Un po' di difesa e un po' di contrattacco. Giulio Gallera, assessore al Welfare del Pirellone, sabato pomeriggio ha respinto l'ipotesi di commissariamento della regione Lombardia, proprio nel giorno in cui è andato in scena il flash mob social "fiocchi neri per la sanità lombarda", con Facebook e Instagram che si sono riempiti di immagini di mascherine listate a lutto come simbolo di protesta contro l'operato della giunta durante l'emergenza Coronavirus

"Il nostro sistema sanitario è da sempre il più apprezzato a livello nazionale e giudicato come modello anche su scala internazionale, come testimoniano le migliaia di persone che ogni anni chiedono e ottengono di venirsi a curare in Lombardia", ha detto Gallera, che era in visita a Mantova.

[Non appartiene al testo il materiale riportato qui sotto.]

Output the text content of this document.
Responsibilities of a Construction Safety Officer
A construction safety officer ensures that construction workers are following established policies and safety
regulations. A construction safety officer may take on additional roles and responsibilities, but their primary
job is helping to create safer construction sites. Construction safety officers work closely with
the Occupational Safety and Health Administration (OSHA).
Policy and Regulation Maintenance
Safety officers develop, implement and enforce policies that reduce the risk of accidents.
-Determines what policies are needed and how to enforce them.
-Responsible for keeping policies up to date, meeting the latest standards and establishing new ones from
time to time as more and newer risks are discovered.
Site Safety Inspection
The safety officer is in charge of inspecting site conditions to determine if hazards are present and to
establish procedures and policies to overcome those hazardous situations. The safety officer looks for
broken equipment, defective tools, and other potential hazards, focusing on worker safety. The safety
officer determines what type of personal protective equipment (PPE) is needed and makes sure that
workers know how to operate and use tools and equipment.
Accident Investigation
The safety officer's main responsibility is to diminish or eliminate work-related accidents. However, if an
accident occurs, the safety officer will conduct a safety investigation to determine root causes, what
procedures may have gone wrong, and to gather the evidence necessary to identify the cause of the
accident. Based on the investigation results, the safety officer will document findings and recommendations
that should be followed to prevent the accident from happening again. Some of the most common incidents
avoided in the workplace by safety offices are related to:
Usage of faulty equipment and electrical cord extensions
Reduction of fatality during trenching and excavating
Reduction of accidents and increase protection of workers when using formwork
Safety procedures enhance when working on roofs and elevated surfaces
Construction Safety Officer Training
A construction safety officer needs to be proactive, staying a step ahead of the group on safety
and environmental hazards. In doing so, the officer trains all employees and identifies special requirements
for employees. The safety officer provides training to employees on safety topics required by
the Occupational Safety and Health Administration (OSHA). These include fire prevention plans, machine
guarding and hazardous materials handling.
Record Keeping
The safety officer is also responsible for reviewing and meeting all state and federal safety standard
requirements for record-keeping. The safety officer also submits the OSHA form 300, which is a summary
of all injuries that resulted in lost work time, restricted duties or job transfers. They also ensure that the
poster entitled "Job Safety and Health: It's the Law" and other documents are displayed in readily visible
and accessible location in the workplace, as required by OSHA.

"Il sistema lombardo - ha ribadito l'assessore - è quello che, ancor oggi, in questa emergenza mette per esempio a disposizione di chi ha bisogno sacche di sangue in diverse zone d'Italia. Questo è stato e continuerà a essere il nostro modo di fare. E non saranno certo manifestazioni di piazza a far mutare il nostro comportamento verso chi ha bisogno". Quindi, ecco la stoccata: "Il commissariamento? Al di là che non è previsto dalla legge per le motivazioni che qualcuno richiede - le parole di Gallera -, sono certo che la stragrande maggioranza dei lombardi non lo vorrebbero e che certi modi di fare politica fanno solo male alla collettività".

"Tutto questo al netto delle minacce e delle scritte vergognose apparse sui muri negli ultimi giorni", ha concluso l'assessore con un chiaro riferimento alla scritta "Fontana assassino" apparsa su un muro di Milano.